Gua is a census town in Pashchimi Singhbhum district in the Indian state of Jharkhand. It is a mining township situated in the Chotanagpur Plateau. The mines are operated by the Steel Authority of India Limited and are linked to IISCO at Burnpur.

Beside having a small geographical area Gua is having a dominant position in Jharkhand politics. Many private companies such as Jindal Steel, Adhunik, Rungta, Ashirwad enterprises etc. are making huge profit out of these area but are not seeking and interested for the education, health and other necessities for the common public.
A school, DAV Senior Secondary Public School, is run by the DAV community for the good  development of students.

Demographics
 India census, Gua had a population of 10,891. Males constitute 52% of the population and females 48%. Gua has an average literacy rate of 63%, higher than the national average of 59.5%: male literacy is 74%, and female literacy is 50%. In Gua, 14% of the population is under 6 years of age.

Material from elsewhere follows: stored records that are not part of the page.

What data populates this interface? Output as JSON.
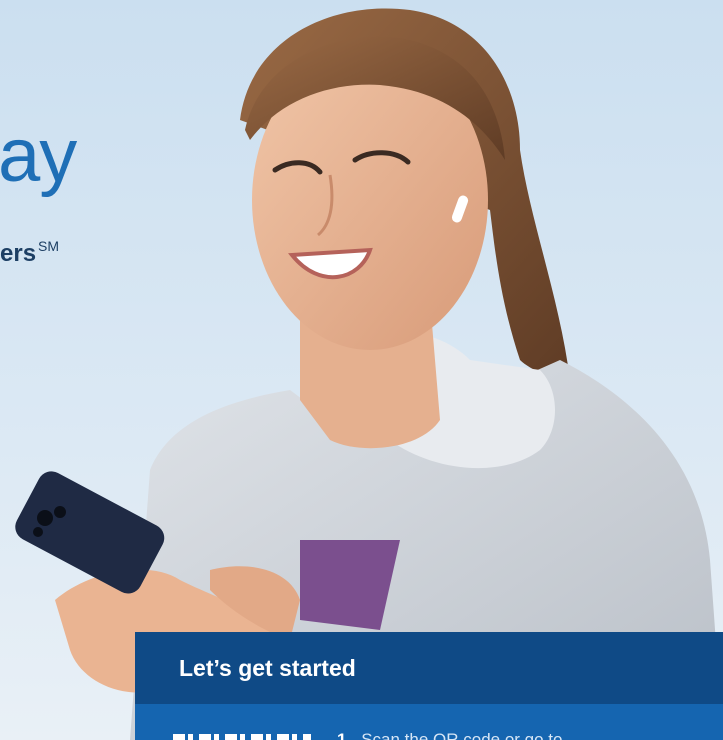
{
  "hero": {
    "headline_fragment": "ay",
    "subhead_fragment": "ers",
    "subhead_superscript": "SM"
  },
  "card": {
    "title": "Let’s get started",
    "step_number": "1.",
    "step_text": "Scan the QR code or go to"
  },
  "colors": {
    "headline": "#1f6fb6",
    "card_header": "#0f4a86",
    "card_body": "#1565b0"
  },
  "image": {
    "subject": "smiling woman with earbud holding a smartphone"
  }
}
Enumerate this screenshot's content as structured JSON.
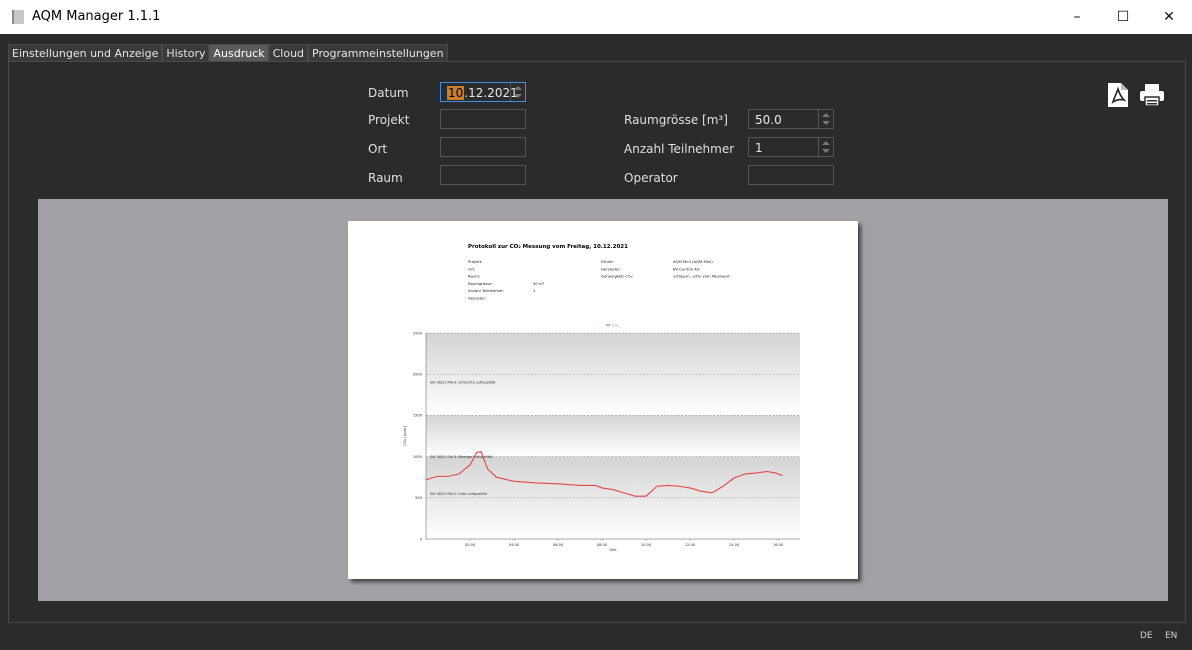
{
  "window": {
    "title": "AQM Manager 1.1.1",
    "min_icon": "–",
    "max_icon": "☐",
    "close_icon": "✕"
  },
  "tabs": [
    {
      "label": "Einstellungen und Anzeige"
    },
    {
      "label": "History"
    },
    {
      "label": "Ausdruck"
    },
    {
      "label": "Cloud"
    },
    {
      "label": "Programmeinstellungen"
    }
  ],
  "form": {
    "datum_label": "Datum",
    "datum_value_sel": "10",
    "datum_value_rest": ".12.2021",
    "projekt_label": "Projekt",
    "projekt_value": "",
    "ort_label": "Ort",
    "ort_value": "",
    "raum_label": "Raum",
    "raum_value": "",
    "raumgroesse_label": "Raumgrösse [m³]",
    "raumgroesse_value": "50.0",
    "teilnehmer_label": "Anzahl Teilnehmer",
    "teilnehmer_value": "1",
    "operator_label": "Operator",
    "operator_value": ""
  },
  "toolbar": {
    "pdf_icon": "pdf-icon",
    "print_icon": "printer-icon"
  },
  "report": {
    "title": "Protokoll zur CO₂ Messung vom Freitag, 10.12.2021",
    "left_labels": [
      "Projekt:",
      "Ort:",
      "Raum:",
      "Raumgrösse:",
      "Anzahl Teilnehmer:",
      "Operator:"
    ],
    "left_values": [
      "",
      "",
      "",
      "50 m³",
      "1",
      ""
    ],
    "right_labels": [
      "Fühler:",
      "Hersteller:",
      "Genauigkeit CO₂:"
    ],
    "right_values": [
      "AQM Mini (AQM Mini)",
      "BV-Control AG",
      "±50ppm, ±5% vom Messwert"
    ]
  },
  "chart_data": {
    "type": "line",
    "legend": "CO₂",
    "ylabel": "CO₂ [ppm]",
    "xlabel": "Zeit",
    "ylim": [
      0,
      2500
    ],
    "yticks": [
      "0",
      "500",
      "1000",
      "1500",
      "2000",
      "2500"
    ],
    "xticks": [
      "02:00",
      "04:00",
      "06:00",
      "08:00",
      "10:00",
      "12:00",
      "14:00",
      "16:00"
    ],
    "band_labels": [
      "SIA 382/1 RAL4: Schlechte Luftqualität",
      "SIA 382/1 RAL3: Mässige Luftqualität",
      "SIA 382/1 RAL2: Gute Luftqualität"
    ],
    "series": [
      {
        "name": "CO₂",
        "color": "#e84545",
        "x": [
          0,
          0.5,
          1.0,
          1.5,
          2.0,
          2.3,
          2.5,
          2.8,
          3.2,
          4,
          5,
          6,
          7,
          7.7,
          8,
          8.5,
          9,
          9.5,
          10,
          10.5,
          11,
          11.5,
          12,
          12.5,
          13,
          13.5,
          14,
          14.5,
          15,
          15.5,
          15.9,
          16.2
        ],
        "y": [
          720,
          760,
          760,
          790,
          900,
          1050,
          1060,
          850,
          750,
          700,
          680,
          670,
          650,
          650,
          620,
          600,
          560,
          520,
          520,
          640,
          650,
          640,
          620,
          580,
          560,
          640,
          740,
          790,
          800,
          820,
          800,
          770
        ]
      }
    ]
  },
  "footer": {
    "lang_de": "DE",
    "lang_en": "EN"
  }
}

The local inhabitants are known as Ho people, but the second largest group of inhabitants of this area is Oriya.

Geography
The source of water at Gua is the South Karo River.

Culture
The main festivals of Gua are Durga Puja, Diwali, Kali Puja, Makar Sankranti, Vishwakarma Puja, Ganesh Chaturti, Ram Navami, Krishna Jayanti, Basanti Puja, Chatt, Mage Purv, Eid and Mines Safety Week as well.

Transport
Gua, a beautiful place amidst Saranda Forest is well connected by rail and road to major township of Chaibasa, Chakradharpur, Tatanagar(Jamshedpur), Rourkela, Cuttack and Bhubaneshwar. A direct train comes from Tata to Gua every day- Tata Gua passenger. There are a few bus services to Tata every day as well. There is a train from Jamda( 10 km from Gua) to Calcutta- Jan Shatabdi express which connects Gua to the nearest metro.